In a study by Grobbelaar et al. (2011), investigating the dietary intake of the children in the same residential care settings, it was found that the average portion sizes of starch served (established through a plate-waste study) were large (250 g – 350 g), resulting in the children consuming three times more carbohydrates per day than the recommended intake. This investigation also highlighted the small portions of vegetables served to the children during meal times (an average serving size of 40 g) and the absence of adequate fruit and vegetables on the menu for breakfast and lunch. Although the children’s energy intake was adequate, none of the age groups met the Dietary Recommended Intakes (DRIs) for fibre, calcium and iodine. Micronutrient inadequacies were more prevalent in the dietary intake of age groups 9–13 and 14–18 years in both girls and boys (Grobbelaar et al. 2013:35). This could be because of the lack of nutrition knowledge in the CCWs as reflected in this article.

A limited knowledge regarding correct hygiene practices was noted. Although the data indicated that the majority of the CCWs were aware of the correct handling of fruit and vegetables, this was not, however, the case in practice. The researcher observed that fresh fruit and vegetables were not always washed prior to use. The results also showed that the CCWs lacked knowledge on steps to prevent food contamination and had a very poor knowledge on the correct procedures for washing plates and utensils. Access to appropriate cleaning materials was limited. These results are consistent with the findings of a study in the North Eastern USA indicating that only 55% of managers in residential care settings met the proficiency standards of food safety practices for cooked and/or prepared food (Pivarnik et al. 2012:296). It is known that poor hygiene practices can result in unsafe food that can result in diarrhoea and, ultimately, contribute to malnutrition as a result of food-borne diseases (Egal & Valstar 2007; FANTA 2008).

Limitations of the study

The small convenient sample is not representative of the total population, which may limit the generalisation of the results. Informal observation on its own did not measure food safety and hygiene practices adequately and it is recommended that structured interviews be combined with informal observation in order to yield more detailed results.

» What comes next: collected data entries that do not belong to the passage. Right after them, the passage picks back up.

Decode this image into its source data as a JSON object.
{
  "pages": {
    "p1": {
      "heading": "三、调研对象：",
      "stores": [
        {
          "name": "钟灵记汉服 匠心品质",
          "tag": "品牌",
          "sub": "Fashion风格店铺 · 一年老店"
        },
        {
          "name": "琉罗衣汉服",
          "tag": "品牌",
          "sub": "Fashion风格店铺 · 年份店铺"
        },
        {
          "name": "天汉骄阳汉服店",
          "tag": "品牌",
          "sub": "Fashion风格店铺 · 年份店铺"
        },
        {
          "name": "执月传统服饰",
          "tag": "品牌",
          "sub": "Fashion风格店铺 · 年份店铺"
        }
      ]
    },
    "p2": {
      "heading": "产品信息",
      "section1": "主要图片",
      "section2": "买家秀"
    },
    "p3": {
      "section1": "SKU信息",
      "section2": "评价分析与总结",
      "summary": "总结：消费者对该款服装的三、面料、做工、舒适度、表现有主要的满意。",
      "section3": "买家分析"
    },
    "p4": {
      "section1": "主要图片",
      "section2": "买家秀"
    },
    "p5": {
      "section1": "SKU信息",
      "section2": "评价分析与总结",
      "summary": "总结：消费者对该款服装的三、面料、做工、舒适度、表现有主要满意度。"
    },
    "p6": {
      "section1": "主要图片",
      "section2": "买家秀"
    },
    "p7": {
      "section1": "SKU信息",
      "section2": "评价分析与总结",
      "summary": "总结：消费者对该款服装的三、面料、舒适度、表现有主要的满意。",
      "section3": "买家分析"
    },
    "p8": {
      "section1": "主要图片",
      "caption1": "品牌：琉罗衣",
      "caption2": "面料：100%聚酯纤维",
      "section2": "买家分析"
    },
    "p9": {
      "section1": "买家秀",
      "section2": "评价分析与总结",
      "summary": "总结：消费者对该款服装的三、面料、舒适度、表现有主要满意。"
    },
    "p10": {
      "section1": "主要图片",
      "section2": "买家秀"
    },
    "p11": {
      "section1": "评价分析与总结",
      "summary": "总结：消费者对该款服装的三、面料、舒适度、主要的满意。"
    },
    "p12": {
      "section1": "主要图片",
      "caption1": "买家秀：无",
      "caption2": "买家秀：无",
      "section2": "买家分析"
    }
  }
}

As a result of a paucity of recent literature and studies in residential care facilities, specifically in South Africa, limited comparisons could be drawn to the results of this article.

Conclusion and recommendations

The significance of this study is that it is one of the first studies that reports on the nutrition knowledge and food safety and hygiene practices of child and youth care workers in residential care settings in South Africa.

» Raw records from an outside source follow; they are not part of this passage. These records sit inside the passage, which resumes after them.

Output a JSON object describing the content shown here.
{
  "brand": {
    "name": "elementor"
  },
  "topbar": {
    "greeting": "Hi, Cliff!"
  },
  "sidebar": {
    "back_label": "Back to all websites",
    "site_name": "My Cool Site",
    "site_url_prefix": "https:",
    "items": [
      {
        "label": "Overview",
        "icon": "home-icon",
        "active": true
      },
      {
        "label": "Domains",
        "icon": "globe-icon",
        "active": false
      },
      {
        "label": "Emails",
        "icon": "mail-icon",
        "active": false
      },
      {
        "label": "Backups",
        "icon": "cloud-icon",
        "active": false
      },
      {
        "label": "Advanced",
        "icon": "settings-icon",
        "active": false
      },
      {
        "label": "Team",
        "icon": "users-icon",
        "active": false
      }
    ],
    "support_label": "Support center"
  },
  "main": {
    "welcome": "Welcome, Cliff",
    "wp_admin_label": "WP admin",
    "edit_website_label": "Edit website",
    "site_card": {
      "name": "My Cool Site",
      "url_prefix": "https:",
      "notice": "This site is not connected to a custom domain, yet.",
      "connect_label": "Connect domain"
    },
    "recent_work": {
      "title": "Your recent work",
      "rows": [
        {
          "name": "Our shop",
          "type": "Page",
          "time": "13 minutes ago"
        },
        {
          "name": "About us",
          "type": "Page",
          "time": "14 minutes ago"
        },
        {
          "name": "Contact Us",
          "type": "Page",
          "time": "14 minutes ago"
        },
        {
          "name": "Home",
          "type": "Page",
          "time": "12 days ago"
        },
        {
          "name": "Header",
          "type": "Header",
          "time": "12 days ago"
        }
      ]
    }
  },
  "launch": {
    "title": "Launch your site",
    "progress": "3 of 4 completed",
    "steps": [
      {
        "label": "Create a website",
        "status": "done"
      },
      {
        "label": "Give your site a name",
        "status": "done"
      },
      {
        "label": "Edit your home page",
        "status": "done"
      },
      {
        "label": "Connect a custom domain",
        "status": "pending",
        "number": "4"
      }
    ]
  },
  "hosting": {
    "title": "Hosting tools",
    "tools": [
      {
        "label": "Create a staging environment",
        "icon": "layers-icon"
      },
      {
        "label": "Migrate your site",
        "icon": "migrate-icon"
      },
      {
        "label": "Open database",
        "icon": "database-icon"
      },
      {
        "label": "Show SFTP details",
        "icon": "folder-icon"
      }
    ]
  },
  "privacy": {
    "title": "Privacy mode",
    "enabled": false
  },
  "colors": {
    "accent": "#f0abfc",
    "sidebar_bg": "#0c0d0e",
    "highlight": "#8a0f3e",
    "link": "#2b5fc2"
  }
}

The overall findings support the development of a comprehensive food preparation and nutrition manual. The manual should address relevant nutrition education including meal and menu planning, food safety and hygiene practices and practical food preparation skills. The manual should increase self-efficacy of the CCWs for planning and preparing healthy menus and meals for the children in their care.

Investing in the development of the ability to plan and prepare nutritious meals of those working directly with at-risk children, will vastly improve the quality of services provided.

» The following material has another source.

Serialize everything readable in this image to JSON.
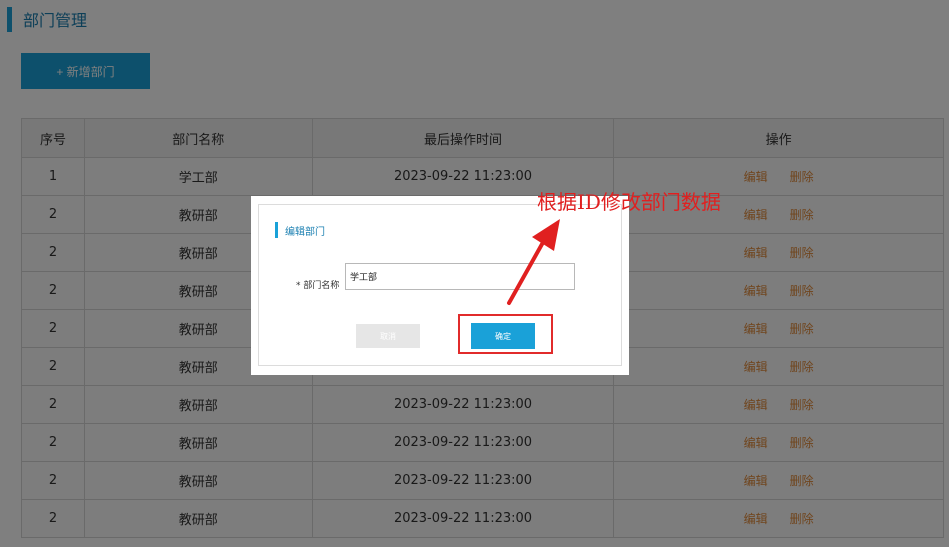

A further study on food safety and hygiene practices in these establishments is recommended in order to gain a better understanding of these practices and to develop a manual that also includes safety and hygiene.


We thank all the child and youth care workers who participated in the study and the residential care facilities for allowing us to conduct the study. In addition, we would like to acknowledge Professor Wilna Oldewage-Theron for her co-supervision of the research.

Competing interests
The authors declare that they have no financial or personal relationship(s) which may have inappropriately influenced them in writing this article.

Authors’ contributions
C.E.N. (Durban University of Technology) was the study leader and was involved in compiling and editing the manuscript. H.H.G. (Durban University of Technology) compiled and wrote the manuscript and searched for reference material. Both authors read and approved the final article.